Features¶

Talk to Your Documents provides a browser-based workspace in which documents are uploaded, automatically prepared, and then queried via chat. The functional scope is organised around document processing, language-model integration with source references, session and export functions, and mechanisms for ensuring the quality of the returned responses.

Use cases¶

Structured summaries. A coherent summary with a clear structure is produced from one or more documents — at varying levels of detail on demand (bullet list, short overview, chapter-by-chapter description).
Extraction of structured content. Specific figures, data, facts, mathematical formulas, recommendations, or conclusions can be pulled from the documents directly, without manually searching through the original file.
Capture of references and citations. Bibliographic references, source citations, and cross-references within a document are listed in full — useful when preparing scholarly work.
Comparison of multiple documents. Content from different versions or thematically related documents is contrasted and checked for differences, contradictions, or inconsistencies.
Critical reflection. On demand, the model produces a critical examination of the content and identifies positive and negative aspects; multi-step approaches can be controlled via the corresponding prompts.
Detail research. Specific individual questions are answered directly from the document content, with a reference to the relevant passage.

At a glance¶

Processing of up to 25 documents simultaneously within the same session context
Support for common office document formats and structured text formats (PDF, Word, Excel, PowerPoint, plain text, Markdown, HTML, CSV, RTF)
Integration with OpenAI-API-compatible language models (external or locally hosted)
Source references with paragraph and page anchors, optional toggle
Streamed output with cancellation, real-time display of token consumption and context utilisation
Export of chat history as a formatted Word document
Configuration via CLI arguments, environment variables, or Docker Compose

Document processing¶

Uploaded documents are run through a unified processing pipeline before being passed to the language model.

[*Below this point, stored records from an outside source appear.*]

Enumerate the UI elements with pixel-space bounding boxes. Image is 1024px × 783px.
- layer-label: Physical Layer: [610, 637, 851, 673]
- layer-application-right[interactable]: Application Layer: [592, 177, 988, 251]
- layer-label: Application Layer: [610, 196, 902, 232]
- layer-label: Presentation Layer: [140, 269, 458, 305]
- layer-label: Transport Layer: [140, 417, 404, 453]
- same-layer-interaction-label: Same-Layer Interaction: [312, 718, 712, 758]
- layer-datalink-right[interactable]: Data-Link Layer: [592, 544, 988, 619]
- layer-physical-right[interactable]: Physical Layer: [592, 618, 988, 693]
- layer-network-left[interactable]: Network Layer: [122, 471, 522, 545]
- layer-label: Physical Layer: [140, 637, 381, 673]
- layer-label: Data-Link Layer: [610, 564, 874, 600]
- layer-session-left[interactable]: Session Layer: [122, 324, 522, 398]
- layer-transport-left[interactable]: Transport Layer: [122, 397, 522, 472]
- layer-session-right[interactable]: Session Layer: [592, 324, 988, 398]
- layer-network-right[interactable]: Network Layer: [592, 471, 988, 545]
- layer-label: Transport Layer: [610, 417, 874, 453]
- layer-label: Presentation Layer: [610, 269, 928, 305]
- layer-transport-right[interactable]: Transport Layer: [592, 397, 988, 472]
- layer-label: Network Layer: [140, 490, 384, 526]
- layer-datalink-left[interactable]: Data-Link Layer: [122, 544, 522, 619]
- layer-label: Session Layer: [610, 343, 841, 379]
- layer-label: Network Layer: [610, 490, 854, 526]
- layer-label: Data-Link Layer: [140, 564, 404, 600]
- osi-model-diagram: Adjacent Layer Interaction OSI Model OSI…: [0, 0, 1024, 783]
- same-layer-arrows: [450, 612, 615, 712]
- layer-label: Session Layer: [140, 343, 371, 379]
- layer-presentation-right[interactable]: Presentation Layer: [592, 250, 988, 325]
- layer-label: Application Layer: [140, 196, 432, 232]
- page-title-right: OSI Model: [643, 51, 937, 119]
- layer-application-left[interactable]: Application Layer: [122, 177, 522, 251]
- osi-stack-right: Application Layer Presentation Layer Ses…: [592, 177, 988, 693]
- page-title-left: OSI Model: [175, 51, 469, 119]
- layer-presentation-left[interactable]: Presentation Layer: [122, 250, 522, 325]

PDF. Extraction of body text, headings, and page information. In addition, interactive form fields (AcroForm), which are typically ignored by standard PDF parsers, are read out. Page numbers are captured for later source references.
Word, Excel, PowerPoint. Reading of Word documents (.docx, .doc), Excel workbooks (.xlsx, .xls), and PowerPoint slides (.pptx, .ppt), including table and list structures.
Structured text formats. Direct processing of Markdown, HTML, plain text, RTF, CSV, and source code files.
Cleaning. Recurring headers, footers, page numbers, watermarks, and typographic separator lines are detected via rule-based patterns and frequency analysis, and removed.
Deduplication. Identical content is detected via hash comparison; similar content is detected via fuzzy matching with a configurable similarity threshold (default 0.95) and removed. In addition, structural repetitions (such as recurring table headers) are reduced.
Structural conversion. The cleaned content is converted to uniform Markdown, preserving tables, lists, headings, and code blocks where applicable.

Connectors and data sources¶

The application accesses only content that a user actively uploads. External services are contacted exclusively for language-model inference.

Local file upload. Upload through the web interface from the user's file system; up to 25 files per session. Supported extensions: .pdf, .docx, .doc, .xlsx, .xls, .pptx, .ppt, .txt, .md, .rst, .html, .htm, .csv, .rtf, .py.
Language-model backend (external). The application communicates with a configurable inference endpoint via the OpenAI API protocol. Both commercial providers such as the OpenAI API and locally hosted servers, e.g. Ollama or vLLM, can be used. Endpoint URL, model name, and API key are freely configurable.

Source references and traceability¶

Before being handed to the language model, every sufficiently long paragraph is assigned a unique reference ID of the form [P1], [P2], [P3] … These markers are inserted into the document text and passed to the model via a system prompt. With source display enabled, responses contain the references inline; the application then lists the cited paragraphs with a preview (up to 300 characters), document name, and — where available — page number. The source display can be toggled per request.

Session and context management¶

Token control. When a document is added, its token consumption is estimated and checked against the context limit (250,000 tokens by default, with a safety margin). Requests that would exceed the context window are rejected.
Session isolation. Each browser session receives its own UUID; documents and chat histories of different sessions are kept separate.
Sessionless storage. Uploaded content and chat histories are kept exclusively in the server's memory and discarded once the session ends. Persistence is created only through the explicitly user-initiated Word export.

Chat and output¶

Streaming. Responses are streamed token by token and updated continuously in the interface.
Cancellation. A response in progress can be cancelled at any time via a stop button.
Mathematical notation. LaTeX expressions are rendered inline and as blocks directly in the chat view.
Example prompts. A built-in collection of typical tasks (summarisation, critical reflection, version comparison, extraction of figures or formulas) eases initial use.
Word export. The full chat history of a session can be exported as a .docx file; source references are included.

Configuration¶

All settings — language-model endpoint, model name, token limits, maximum number of documents, cleaning and deduplication options, default for source display, server port, and sub-path deployment behind a reverse proxy — can be controlled via environment variables or command-line parameters.